Figure 14 shows that both rainfall threshold curves are close to, or beyond, the lower value of return period curves when the duration is 24 h (e.g., 2-year return period and 10-year return period). Both rainfall threshold curves ascend toward higher values of the recurrence curves (100- to 10-year recurrences) when the duration is 1 h. These results are also in agreement with those presented in Huang (2013) and Wei et al. (2017, 2018). Huang (2013) investigated the rainfall thresholds for debris flow or landslides induced by Typhoon Morakot. The results also reveal that debris flows and landslides occur under a very wide range of rainfall characteristics, with return periods ranging from several years to 200 years.

The short-time and high intensity rainfall has been demonstrated as the necessary condition for triggering shallow landslides. For shallow landslides or debris flows, failure conditions can occur when, at a critical depth that is determined mainly by the apparent cohesion of the soil mass and the slope angle, the moisture content in the soil becomes close to saturation, resulting in a considerable reduction in the strength of the soil (Van Asch et al. 1999). Thus, the thresholds for triggering shallow landslides or debris flows usually are not sensitive to the total amount of rainfall; rather, they are controlled mainly by the intensity of the rainfall in a short period of time (Wei et al. 2017, 2018). For deep-seated landslides, the total amount of rainfall will be more important, as larger total amount of rainfall usually resulting in larger increases in the groundwater level (Wei et al. 2019; Dai and Lee 2001).

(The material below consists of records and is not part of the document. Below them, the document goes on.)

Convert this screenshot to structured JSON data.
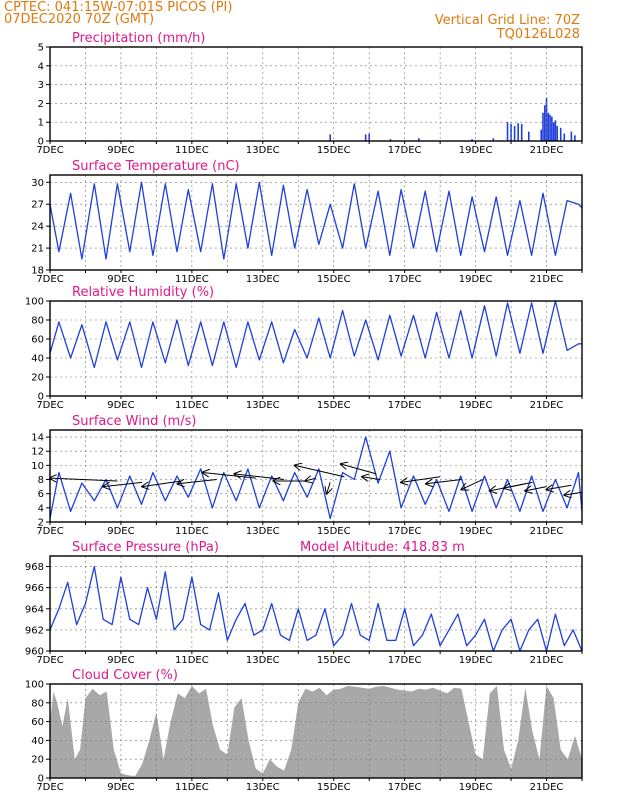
{
  "header": {
    "line1": "CPTEC:  041:15W-07:01S  PICOS (PI)",
    "line2": "07DEC2020 70Z (GMT)",
    "right1": "Vertical Grid Line: 70Z",
    "right2": "TQ0126L028"
  },
  "colors": {
    "line": "#1f3fdc",
    "bar": "#1f3fdc",
    "cloud": "#a8a8a8",
    "title": "#e0188c",
    "header": "#e07a10"
  },
  "x_axis": {
    "labels": [
      "7DEC",
      "9DEC",
      "11DEC",
      "13DEC",
      "15DEC",
      "17DEC",
      "19DEC",
      "21DEC"
    ]
  },
  "chart_data": [
    {
      "id": "precip",
      "type": "bar",
      "title": "Precipitation (mm/h)",
      "ylim": [
        0,
        5
      ],
      "yticks": [
        0,
        1,
        2,
        3,
        4,
        5
      ],
      "x_days": [
        7.9,
        8.6,
        9.3,
        12.7,
        14.9,
        15.9,
        16.0,
        16.6,
        17.4,
        18.9,
        19.5,
        19.9,
        20.0,
        20.1,
        20.2,
        20.3,
        20.5,
        20.85,
        20.9,
        20.95,
        21.0,
        21.05,
        21.1,
        21.15,
        21.2,
        21.25,
        21.3,
        21.4,
        21.5,
        21.7,
        21.8
      ],
      "values": [
        0.05,
        0.04,
        0.05,
        0.04,
        0.35,
        0.35,
        0.4,
        0.1,
        0.15,
        0.1,
        0.15,
        1.0,
        0.9,
        0.8,
        0.95,
        0.9,
        0.5,
        0.6,
        1.5,
        1.9,
        2.3,
        1.5,
        1.4,
        1.3,
        1.0,
        1.1,
        0.8,
        0.7,
        0.4,
        0.5,
        0.3
      ]
    },
    {
      "id": "temp",
      "type": "line",
      "title": "Surface Temperature (nC)",
      "ylim": [
        18,
        31
      ],
      "yticks": [
        18,
        21,
        24,
        27,
        30
      ],
      "x_days": [
        7.0,
        7.25,
        7.58,
        7.9,
        8.25,
        8.58,
        8.9,
        9.25,
        9.58,
        9.9,
        10.25,
        10.58,
        10.9,
        11.25,
        11.58,
        11.9,
        12.25,
        12.58,
        12.9,
        13.25,
        13.58,
        13.9,
        14.25,
        14.58,
        14.9,
        15.25,
        15.58,
        15.9,
        16.25,
        16.58,
        16.9,
        17.25,
        17.58,
        17.9,
        18.25,
        18.58,
        18.9,
        19.25,
        19.58,
        19.9,
        20.25,
        20.58,
        20.9,
        21.25,
        21.58,
        21.9,
        22.0
      ],
      "values": [
        27,
        20.5,
        28.5,
        19.5,
        29.8,
        19.5,
        29.8,
        20.5,
        30.0,
        20.0,
        29.8,
        20.5,
        29.0,
        20.5,
        29.8,
        19.5,
        29.8,
        21.0,
        30.0,
        20.0,
        29.6,
        21.0,
        29.0,
        21.5,
        27.0,
        21.0,
        29.8,
        21.0,
        28.8,
        20.0,
        29.0,
        21.0,
        28.8,
        20.5,
        28.8,
        20.0,
        28.0,
        20.5,
        28.0,
        20.0,
        27.5,
        20.0,
        28.5,
        20.0,
        27.5,
        27.0,
        26.5
      ]
    },
    {
      "id": "rh",
      "type": "line",
      "title": "Relative Humidity (%)",
      "ylim": [
        0,
        100
      ],
      "yticks": [
        0,
        20,
        40,
        60,
        80,
        100
      ],
      "x_days": [
        7.0,
        7.25,
        7.58,
        7.9,
        8.25,
        8.58,
        8.9,
        9.25,
        9.58,
        9.9,
        10.25,
        10.58,
        10.9,
        11.25,
        11.58,
        11.9,
        12.25,
        12.58,
        12.9,
        13.25,
        13.58,
        13.9,
        14.25,
        14.58,
        14.9,
        15.25,
        15.58,
        15.9,
        16.25,
        16.58,
        16.9,
        17.25,
        17.58,
        17.9,
        18.25,
        18.58,
        18.9,
        19.25,
        19.58,
        19.9,
        20.25,
        20.58,
        20.9,
        21.25,
        21.58,
        21.9,
        22.0
      ],
      "values": [
        45,
        78,
        40,
        75,
        30,
        78,
        38,
        78,
        30,
        78,
        35,
        80,
        32,
        78,
        32,
        78,
        30,
        78,
        38,
        78,
        35,
        70,
        40,
        82,
        40,
        90,
        42,
        80,
        38,
        85,
        42,
        85,
        40,
        88,
        40,
        90,
        40,
        95,
        42,
        98,
        45,
        98,
        45,
        100,
        48,
        55,
        55
      ]
    },
    {
      "id": "wind",
      "type": "line",
      "title": "Surface Wind (m/s)",
      "ylim": [
        2,
        15
      ],
      "yticks": [
        2,
        4,
        6,
        8,
        10,
        12,
        14
      ],
      "x_days": [
        7.0,
        7.25,
        7.58,
        7.9,
        8.25,
        8.58,
        8.9,
        9.25,
        9.58,
        9.9,
        10.25,
        10.58,
        10.9,
        11.25,
        11.58,
        11.9,
        12.25,
        12.58,
        12.9,
        13.25,
        13.58,
        13.9,
        14.25,
        14.58,
        14.9,
        15.25,
        15.58,
        15.9,
        16.25,
        16.58,
        16.9,
        17.25,
        17.58,
        17.9,
        18.25,
        18.58,
        18.9,
        19.25,
        19.58,
        19.9,
        20.25,
        20.58,
        20.9,
        21.25,
        21.58,
        21.9,
        22.0
      ],
      "values": [
        2.5,
        9.0,
        3.5,
        7.5,
        5.0,
        8.0,
        4.0,
        8.5,
        4.5,
        9.0,
        5.0,
        8.5,
        5.5,
        9.5,
        4.0,
        9.0,
        5.0,
        9.5,
        4.0,
        8.5,
        5.0,
        9.0,
        5.5,
        9.5,
        2.5,
        9.0,
        8.0,
        14.0,
        7.5,
        12.0,
        4.0,
        8.5,
        4.5,
        8.0,
        3.5,
        8.5,
        3.5,
        8.5,
        4.0,
        8.0,
        3.5,
        8.5,
        3.5,
        8.0,
        4.0,
        9.0,
        3.5
      ],
      "vectors": [
        {
          "x": 7.0,
          "y": 8.2,
          "tx": 8.9,
          "ty": 7.8
        },
        {
          "x": 8.5,
          "y": 7.0,
          "tx": 9.6,
          "ty": 7.6
        },
        {
          "x": 9.6,
          "y": 7.0,
          "tx": 10.7,
          "ty": 7.8
        },
        {
          "x": 10.6,
          "y": 7.4,
          "tx": 11.7,
          "ty": 8.0
        },
        {
          "x": 11.3,
          "y": 9.0,
          "tx": 12.8,
          "ty": 8.2
        },
        {
          "x": 12.2,
          "y": 8.8,
          "tx": 13.6,
          "ty": 8.0
        },
        {
          "x": 13.3,
          "y": 7.8,
          "tx": 14.2,
          "ty": 7.8
        },
        {
          "x": 14.2,
          "y": 7.8,
          "tx": 14.5,
          "ty": 8.2
        },
        {
          "x": 13.9,
          "y": 10.0,
          "tx": 15.3,
          "ty": 8.4
        },
        {
          "x": 14.8,
          "y": 6.0,
          "tx": 14.9,
          "ty": 7.6
        },
        {
          "x": 15.2,
          "y": 10.2,
          "tx": 16.2,
          "ty": 8.8
        },
        {
          "x": 15.8,
          "y": 8.4,
          "tx": 16.3,
          "ty": 8.0
        },
        {
          "x": 16.9,
          "y": 7.6,
          "tx": 18.0,
          "ty": 8.4
        },
        {
          "x": 17.6,
          "y": 7.4,
          "tx": 18.6,
          "ty": 8.0
        },
        {
          "x": 18.6,
          "y": 6.6,
          "tx": 19.2,
          "ty": 8.0
        },
        {
          "x": 19.4,
          "y": 6.4,
          "tx": 20.4,
          "ty": 7.4
        },
        {
          "x": 19.8,
          "y": 6.8,
          "tx": 20.6,
          "ty": 7.6
        },
        {
          "x": 20.4,
          "y": 6.4,
          "tx": 21.0,
          "ty": 7.0
        },
        {
          "x": 21.0,
          "y": 6.6,
          "tx": 21.7,
          "ty": 7.2
        },
        {
          "x": 21.5,
          "y": 5.8,
          "tx": 22.0,
          "ty": 6.2
        }
      ]
    },
    {
      "id": "pres",
      "type": "line",
      "title": "Surface Pressure (hPa)",
      "annotation": "Model Altitude: 418.83 m",
      "ylim": [
        960,
        969
      ],
      "yticks": [
        960,
        962,
        964,
        966,
        968
      ],
      "x_days": [
        7.0,
        7.25,
        7.5,
        7.75,
        8.0,
        8.25,
        8.5,
        8.75,
        9.0,
        9.25,
        9.5,
        9.75,
        10.0,
        10.25,
        10.5,
        10.75,
        11.0,
        11.25,
        11.5,
        11.75,
        12.0,
        12.25,
        12.5,
        12.75,
        13.0,
        13.25,
        13.5,
        13.75,
        14.0,
        14.25,
        14.5,
        14.75,
        15.0,
        15.25,
        15.5,
        15.75,
        16.0,
        16.25,
        16.5,
        16.75,
        17.0,
        17.25,
        17.5,
        17.75,
        18.0,
        18.25,
        18.5,
        18.75,
        19.0,
        19.25,
        19.5,
        19.75,
        20.0,
        20.25,
        20.5,
        20.75,
        21.0,
        21.25,
        21.5,
        21.75,
        22.0
      ],
      "values": [
        962,
        964,
        966.5,
        962.5,
        964.5,
        968,
        963,
        962.5,
        967,
        963,
        962.5,
        966,
        963,
        967.5,
        962,
        963,
        967,
        962.5,
        962,
        965.5,
        961,
        963,
        964.5,
        961.5,
        962,
        964.5,
        961.5,
        961,
        964,
        961,
        961.5,
        964,
        960.5,
        961.5,
        964.5,
        961.5,
        961,
        964.5,
        961,
        961,
        964,
        960.5,
        961.5,
        963.5,
        960.5,
        962,
        963.5,
        960.5,
        961.5,
        963,
        960,
        962,
        963,
        960,
        962,
        963,
        960,
        963.5,
        960.5,
        962,
        960
      ]
    },
    {
      "id": "cloud",
      "type": "area",
      "title": "Cloud Cover (%)",
      "ylim": [
        0,
        100
      ],
      "yticks": [
        0,
        20,
        40,
        60,
        80,
        100
      ],
      "x_days": [
        7.0,
        7.1,
        7.2,
        7.35,
        7.5,
        7.7,
        7.85,
        8.0,
        8.2,
        8.4,
        8.6,
        8.8,
        9.0,
        9.2,
        9.4,
        9.6,
        9.8,
        10.0,
        10.2,
        10.4,
        10.6,
        10.8,
        11.0,
        11.2,
        11.4,
        11.6,
        11.8,
        12.0,
        12.2,
        12.4,
        12.6,
        12.8,
        13.0,
        13.2,
        13.4,
        13.6,
        13.8,
        14.0,
        14.2,
        14.4,
        14.6,
        14.8,
        15.0,
        15.2,
        15.4,
        15.6,
        15.8,
        16.0,
        16.2,
        16.4,
        16.6,
        16.8,
        17.0,
        17.2,
        17.4,
        17.6,
        17.8,
        18.0,
        18.2,
        18.4,
        18.6,
        18.8,
        19.0,
        19.2,
        19.4,
        19.6,
        19.8,
        20.0,
        20.2,
        20.4,
        20.6,
        20.8,
        21.0,
        21.2,
        21.4,
        21.6,
        21.8,
        22.0
      ],
      "values": [
        60,
        92,
        80,
        55,
        85,
        20,
        30,
        85,
        95,
        88,
        92,
        30,
        5,
        3,
        2,
        15,
        40,
        70,
        20,
        60,
        90,
        85,
        98,
        90,
        95,
        55,
        30,
        25,
        75,
        85,
        40,
        10,
        5,
        20,
        12,
        8,
        30,
        80,
        95,
        92,
        96,
        88,
        94,
        95,
        98,
        97,
        96,
        95,
        97,
        98,
        96,
        94,
        93,
        92,
        95,
        94,
        96,
        93,
        90,
        96,
        95,
        60,
        25,
        20,
        90,
        98,
        30,
        10,
        40,
        96,
        50,
        20,
        98,
        85,
        30,
        20,
        45,
        20
      ]
    }
  ]
}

However, for this deep-seated landslide case, due to the fact that the landslide body is broken rock mass (Sun et al. 2018), the conditions are favorable for the storage and infiltration of groundwater. Based on the monitoring data of the groundwater level and precipitation, Figure 7 shows that groundwater level is very sensitive to rainfall, and the speed of the hydrological response is very quick. The lag time between the time when the maximum precipitation occurred and the time when the groundwater level was at its highest level was small. A large precipitation event (duration may vary from 1 to 24 h) will induce a rapid increase in groundwater level. For the study of deep-seated landslides, the total amount of rainfall is more important than rainfall duration, as a larger total amount of rainfall usually results in larger increases in groundwater level. Accordingly, in this study, rainfall events with a large amount of rainfall (duration from 1 to 24 h) are considered for predicting the occurrence of deep-seated landslides.

Conclusion

This study examined data related to rainfall monitoring, groundwater level, and surface displacement and explored the effectiveness of a drainage tunnel in increasing the rainfall threshold of a deep-seated landslide. Firstly, the monitoring results show that the movement of the landslide under study was highly sensitive to the groundwater level (GL). The value of GL directly determines the motion state of the landslide. The value of critical GL that triggers rapid movement is 31 m. The monitoring data also show that the times to reach critical GL decreased significantly after the drainage tunnel was completed; in other words, the increase in GL was successfully controlled by the drainage tunnel. Then, the PSO-SVM model was developed to predict GL based on antecedent rainfall. The results show that the performance of the PSO-SVM model is acceptable. Based on the IDF curves, the rainfall thresholds of the landslide under study ranged from 63 to 78 mm before the drainage tunnel was constructed, in contrast to the rainfall threshold, which ranged from 144 to 162 mm after the drainage tunnel was completed. The rainfall threshold after the drainage tunnel was completed was about twice that of the rainfall threshold before the drainage tunnel was completed. The construction of the drainage tunnel significantly increased the rainfall threshold of the deep-seated landslide.